Europe, the laboratory building, consolidating and then export the rest of the modern state of the world, has not remained oblivious to the vagaries of state weakness. France was a collapsed state during the Vichy regime, unable to guarantee the control of territory from the occupying Nazi Italy in the 1970's, when gangs of Calabria and Sicily filled with drugs, car bombs, kidnappings and death in the streets of Naples and Palermo, Spain, during Franco's government, like any state plunged into a dictatorship, was unsuccessful from the point of view of respect for individual freedoms.
Even today the problems are solved for the first world. A thorough analysis of the current economic situation in Greece, Ireland, Portugal, Spain and, in general, the viability of the medium-term euro as the common currency of the European Union, and perhaps of herself as long-term partnership project most ambitious supranational recorded history, does not yield results very encouraging.
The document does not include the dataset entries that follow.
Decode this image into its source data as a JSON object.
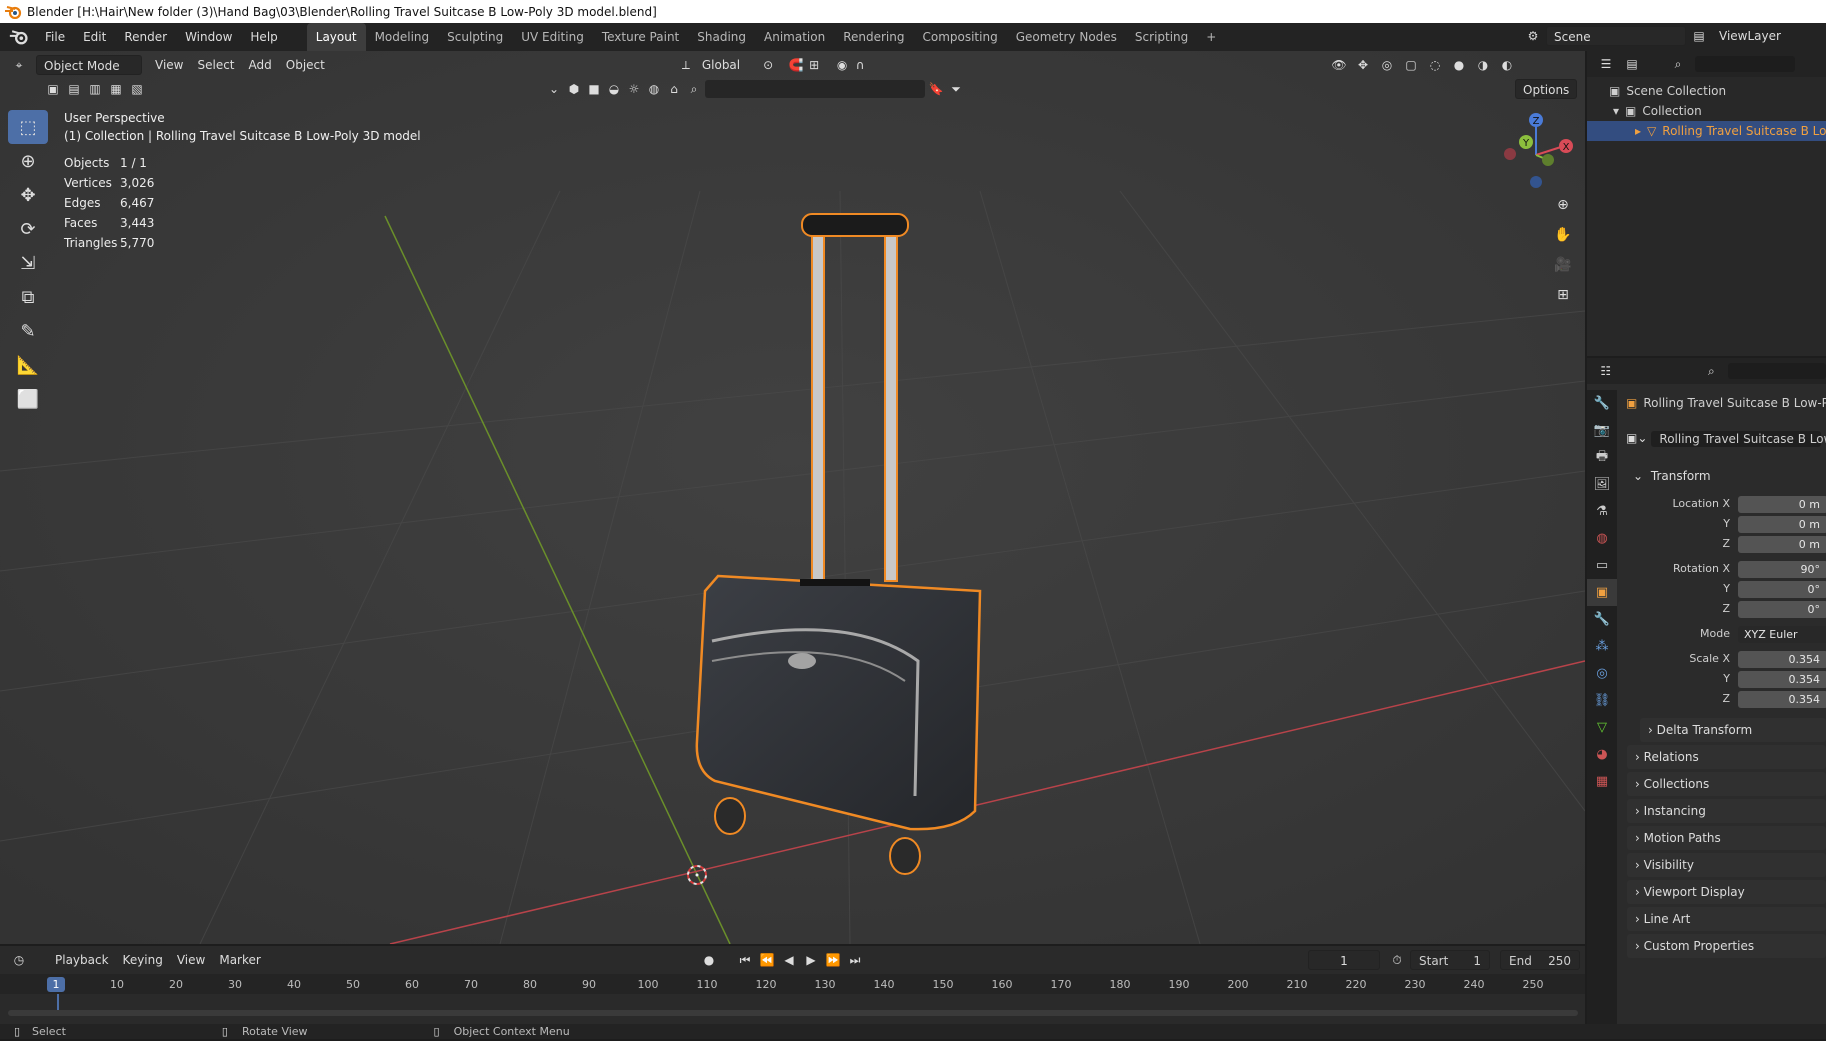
{
  "window": {
    "title": "Blender [H:\\Hair\\New folder (3)\\Hand Bag\\03\\Blender\\Rolling Travel Suitcase B Low-Poly 3D model.blend]"
  },
  "menubar": {
    "items": [
      "File",
      "Edit",
      "Render",
      "Window",
      "Help"
    ]
  },
  "workspaces": {
    "tabs": [
      "Layout",
      "Modeling",
      "Sculpting",
      "UV Editing",
      "Texture Paint",
      "Shading",
      "Animation",
      "Rendering",
      "Compositing",
      "Geometry Nodes",
      "Scripting"
    ],
    "active": "Layout",
    "add": "+"
  },
  "scene": {
    "scene_label": "Scene",
    "viewlayer_label": "ViewLayer"
  },
  "viewport": {
    "mode": "Object Mode",
    "menus": [
      "View",
      "Select",
      "Add",
      "Object"
    ],
    "orientation": "Global",
    "options_label": "Options",
    "perspective_label": "User Perspective",
    "collection_info": "(1) Collection | Rolling Travel Suitcase B Low-Poly 3D model",
    "stats": [
      {
        "label": "Objects",
        "value": "1 / 1"
      },
      {
        "label": "Vertices",
        "value": "3,026"
      },
      {
        "label": "Edges",
        "value": "6,467"
      },
      {
        "label": "Faces",
        "value": "3,443"
      },
      {
        "label": "Triangles",
        "value": "5,770"
      }
    ],
    "gizmo": {
      "z": "Z",
      "y": "Y",
      "x": "X"
    }
  },
  "outliner": {
    "items": [
      {
        "label": "Scene Collection",
        "depth": 0
      },
      {
        "label": "Collection",
        "depth": 1
      },
      {
        "label": "Rolling Travel Suitcase B Low-P",
        "depth": 2,
        "selected": true
      }
    ]
  },
  "properties": {
    "object_name": "Rolling Travel Suitcase B Low-Poly",
    "object_name_field": "Rolling Travel Suitcase B Low-Po",
    "transform": {
      "header": "Transform",
      "location_label": "Location X",
      "location": [
        "0 m",
        "0 m",
        "0 m"
      ],
      "rotation_label": "Rotation X",
      "rotation": [
        "90°",
        "0°",
        "0°"
      ],
      "mode_label": "Mode",
      "mode": "XYZ Euler",
      "scale_label": "Scale X",
      "scale": [
        "0.354",
        "0.354",
        "0.354"
      ],
      "y": "Y",
      "z": "Z"
    },
    "panels": [
      "Delta Transform",
      "Relations",
      "Collections",
      "Instancing",
      "Motion Paths",
      "Visibility",
      "Viewport Display",
      "Line Art",
      "Custom Properties"
    ]
  },
  "timeline": {
    "menus": [
      "Playback",
      "Keying",
      "View",
      "Marker"
    ],
    "current_frame": "1",
    "start_label": "Start",
    "start": "1",
    "end_label": "End",
    "end": "250",
    "ticks": [
      "10",
      "20",
      "30",
      "40",
      "50",
      "60",
      "70",
      "80",
      "90",
      "100",
      "110",
      "120",
      "130",
      "140",
      "150",
      "160",
      "170",
      "180",
      "190",
      "200",
      "210",
      "220",
      "230",
      "240",
      "250"
    ],
    "playhead": "1"
  },
  "statusbar": {
    "items": [
      "Select",
      "Rotate View",
      "Object Context Menu"
    ]
  },
  "colors": {
    "selection_orange": "#f08a24",
    "x_axis": "#b8434a",
    "y_axis": "#6a8f2a",
    "accent": "#4d6fa7"
  }
}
A look at U.S. health care system (I recommend to actually see the Michael Moore documentary that came out in 2007, Sicko ) before structural reform driven by Obama, who now want to undo the Republicans, would place on the podium in socially States failures.
Colombia, a country that spent half of the nineteenth century one hundred and sixty years of the twentieth immersed in some kind of war, has certainly experienced many periods of state failure. Paul Oquist documented the "partial collapse" suffered by the Colombian state for the bleeding man and the institutional collapse that was the era of "La Violencia" (1948-1958). The same thing happened during the "double war" waged by the Colombian State in the eighties against narco-terrorism of the MedellĂn Cartel and fleeting union of all guerrilla groups in the Simon Bolivar Guerrilla Coordinator .
Before settlement, the major problems are history. The State, like any great human project, inbred carries the risk of failure. Hence, Jeffrey Herbst (2004) rightly hold that states "tend to fail." circulation States for the continuing strength-weakness is temporally dynamic. Any State, budding or established, it remains an unrealized program that runs the risk of permanently strengthened or weakened.
The ideal state is not static and unchanging rate, but a global project and therefore a permanent problem in historical construction, similar to democracy and liberal capitalism. Undoubtedly, the situation in Somalia is not the same in Sweden, but both have different strengths and weaknesses: despite having the best human development indicators, the Nordic countries have the highest suicide rate in the world, should we then create the new category of "suicide states"? After WikiLeaks Cablegate unleashed in November, the U.S. is not a state "failed diplomatically"?